As the commercials hinted, THE TALK is a bald-faced, we're-not-even-pretending-to-try-to-hide-it imitation of THE VIEW. If you've seen that, you've seen this. There's a reason my colleague Mala dubbed this show THE RE-VIEW. Julie Chen, Holly Robinson Peete, Sara Gilbert, Leah Remini and Sharon Osbourne literally brought nothing new to the table as they strutted out, waving to the audience, and took their places at a...er, table.
The premiere THE TALK began like a reality show featuring the hosts and Julie narrating, as documentary-style footage replicated such BIG BROTHER tropes as seeing the set for the first time. Julie asserted that they all had instant chemistry, but that doesn't translate on-air — hence the need to inform the audience that they have chemistry.

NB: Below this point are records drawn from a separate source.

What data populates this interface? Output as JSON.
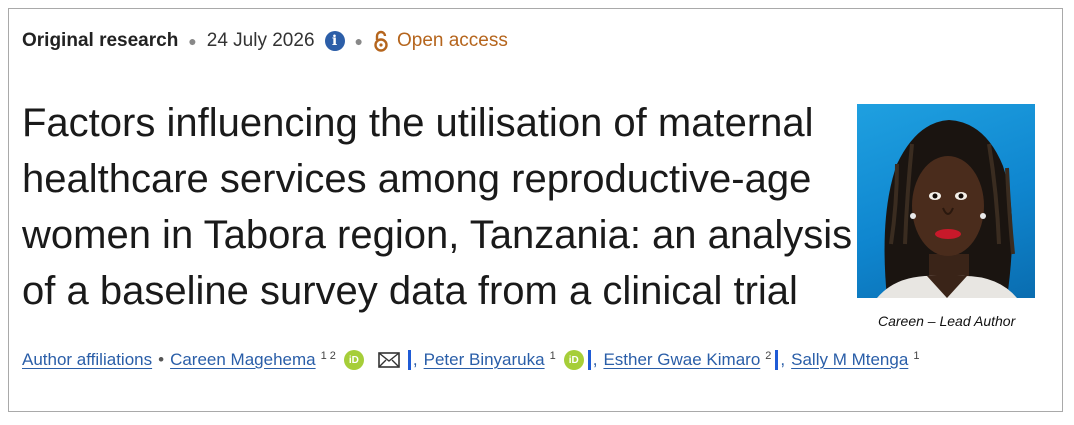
{
  "article": {
    "type": "Original research",
    "date": "24 July 2026",
    "access": "Open access",
    "title": "Factors influencing the utilisation of maternal healthcare services among reproductive-age women in Tabora region, Tanzania: an analysis of a baseline survey data from a clinical trial"
  },
  "photo": {
    "caption": "Careen – Lead Author"
  },
  "authors": {
    "affiliations_label": "Author affiliations",
    "list": [
      {
        "name": "Careen Magehema",
        "sup": "1 2"
      },
      {
        "name": "Peter Binyaruka",
        "sup": "1"
      },
      {
        "name": "Esther Gwae Kimaro",
        "sup": "2"
      },
      {
        "name": "Sally M Mtenga",
        "sup": "1"
      }
    ]
  },
  "colors": {
    "link": "#2a5ea8",
    "open_access": "#b5651d",
    "orcid": "#a6ce39",
    "info": "#2c5ea8"
  },
  "icons": [
    "info-icon",
    "open-lock-icon",
    "orcid-icon",
    "mail-icon"
  ]
}
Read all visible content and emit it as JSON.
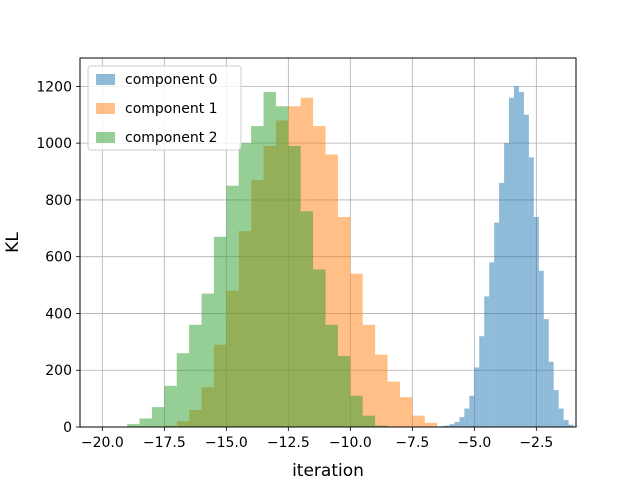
{
  "chart_data": {
    "type": "bar",
    "subtype": "histogram",
    "xlabel": "iteration",
    "ylabel": "KL",
    "xlim": [
      -20.9,
      -0.9
    ],
    "ylim": [
      0,
      1300
    ],
    "xticks": [
      -20.0,
      -17.5,
      -15.0,
      -12.5,
      -10.0,
      -7.5,
      -5.0,
      -2.5
    ],
    "xtick_labels": [
      "−20.0",
      "−17.5",
      "−15.0",
      "−12.5",
      "−10.0",
      "−7.5",
      "−5.0",
      "−2.5"
    ],
    "yticks": [
      0,
      200,
      400,
      600,
      800,
      1000,
      1200
    ],
    "ytick_labels": [
      "0",
      "200",
      "400",
      "600",
      "800",
      "1000",
      "1200"
    ],
    "grid": true,
    "legend_position": "upper-left",
    "bar_alpha": 0.5,
    "series": [
      {
        "name": "component 0",
        "color": "#1f77b4",
        "bin_start": -6.6,
        "bin_width": 0.2,
        "values": [
          2,
          3,
          5,
          10,
          18,
          35,
          65,
          110,
          210,
          320,
          460,
          580,
          720,
          860,
          1000,
          1160,
          1200,
          1180,
          1100,
          950,
          740,
          550,
          380,
          230,
          130,
          65,
          25,
          8,
          2
        ]
      },
      {
        "name": "component 1",
        "color": "#ff7f0e",
        "bin_start": -17.5,
        "bin_width": 0.5,
        "values": [
          5,
          20,
          60,
          140,
          290,
          480,
          690,
          870,
          990,
          1080,
          1130,
          1160,
          1060,
          960,
          740,
          540,
          360,
          255,
          160,
          105,
          40,
          15
        ]
      },
      {
        "name": "component 2",
        "color": "#2ca02c",
        "bin_start": -19.0,
        "bin_width": 0.5,
        "values": [
          10,
          30,
          70,
          145,
          260,
          360,
          470,
          670,
          850,
          1000,
          1060,
          1180,
          1130,
          990,
          760,
          555,
          360,
          250,
          110,
          40,
          5
        ]
      }
    ]
  }
}
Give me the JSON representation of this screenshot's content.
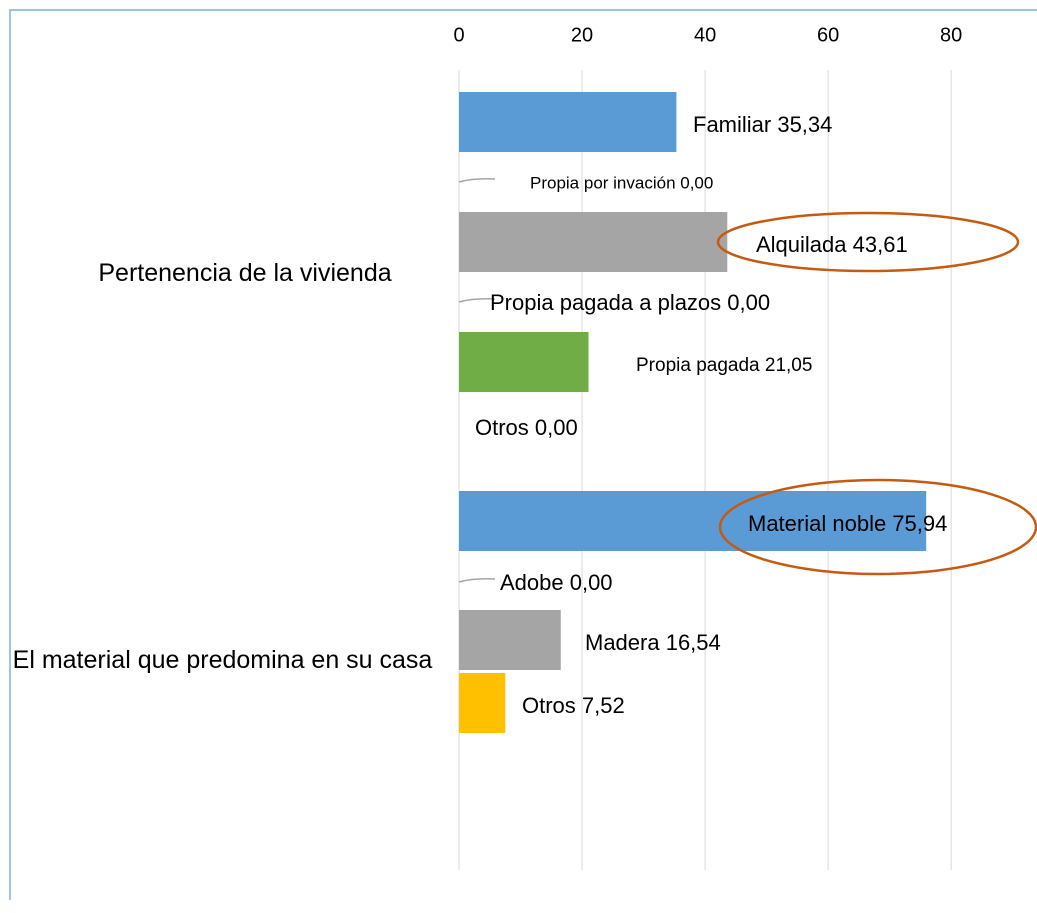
{
  "chart_data": {
    "type": "bar",
    "orientation": "horizontal",
    "xlim": [
      0,
      92
    ],
    "xticks": [
      0,
      20,
      40,
      60,
      80
    ],
    "grid": true,
    "groups": [
      {
        "label": "Pertenencia de la vivienda",
        "values": [
          35.34,
          0,
          43.61,
          0,
          21.05,
          0
        ],
        "value_labels": [
          "Familiar 35,34",
          "Propia por invación 0,00",
          "Alquilada 43,61",
          "Propia pagada a plazos 0,00",
          "Propia pagada 21,05",
          "Otros 0,00"
        ],
        "colors": [
          "#5b9bd5",
          "#a5a5a5",
          "#a5a5a5",
          "#a5a5a5",
          "#70ad47",
          "#a5a5a5"
        ]
      },
      {
        "label": "El material que predomina en su casa",
        "values": [
          75.94,
          0,
          16.54,
          7.52
        ],
        "value_labels": [
          "Material noble  75,94",
          "Adobe   0,00",
          "Madera   16,54",
          "Otros 7,52"
        ],
        "colors": [
          "#5b9bd5",
          "#a5a5a5",
          "#a5a5a5",
          "#ffc000"
        ]
      }
    ]
  }
}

Leah immediately put the audience on the spot by openly fretting that they would "hate" her. Throughout the show, she indulged in a lot of broad mugging. However, the most self-indulgent section consisted entirely of family members wishing the hosts good luck.
THE TALK is so mom-centric (constantly referring to each other as mothers, and Marissa Jaret Winokur as "mom on the street") that it is in danger of shutting out women who have not given birth. As for any stray males who wander across the show: Just say no, dude… There's nothing for you here. Heck, there's barely anything of value for women. A segment addressing how to talk to your kids about sex was shockingly juvenile. The women giggled like 10-year-olds over the names of body parts, calling the clinical terms disgusting and favoring euphemisms like "cupcake." In all, the segment was an embarrassing disaster.
Julie wrapped with an imitation of THE VIEW's entreaty to take time to enjoy the view by telling her viewers, "It's always the right time to have The Talk." (Say, isn't "The Talk" a euphemism for telling your kids about sex? Talk about irony!) Sharon ended by promising, "Tomorrow, we'll be different." One can only hope.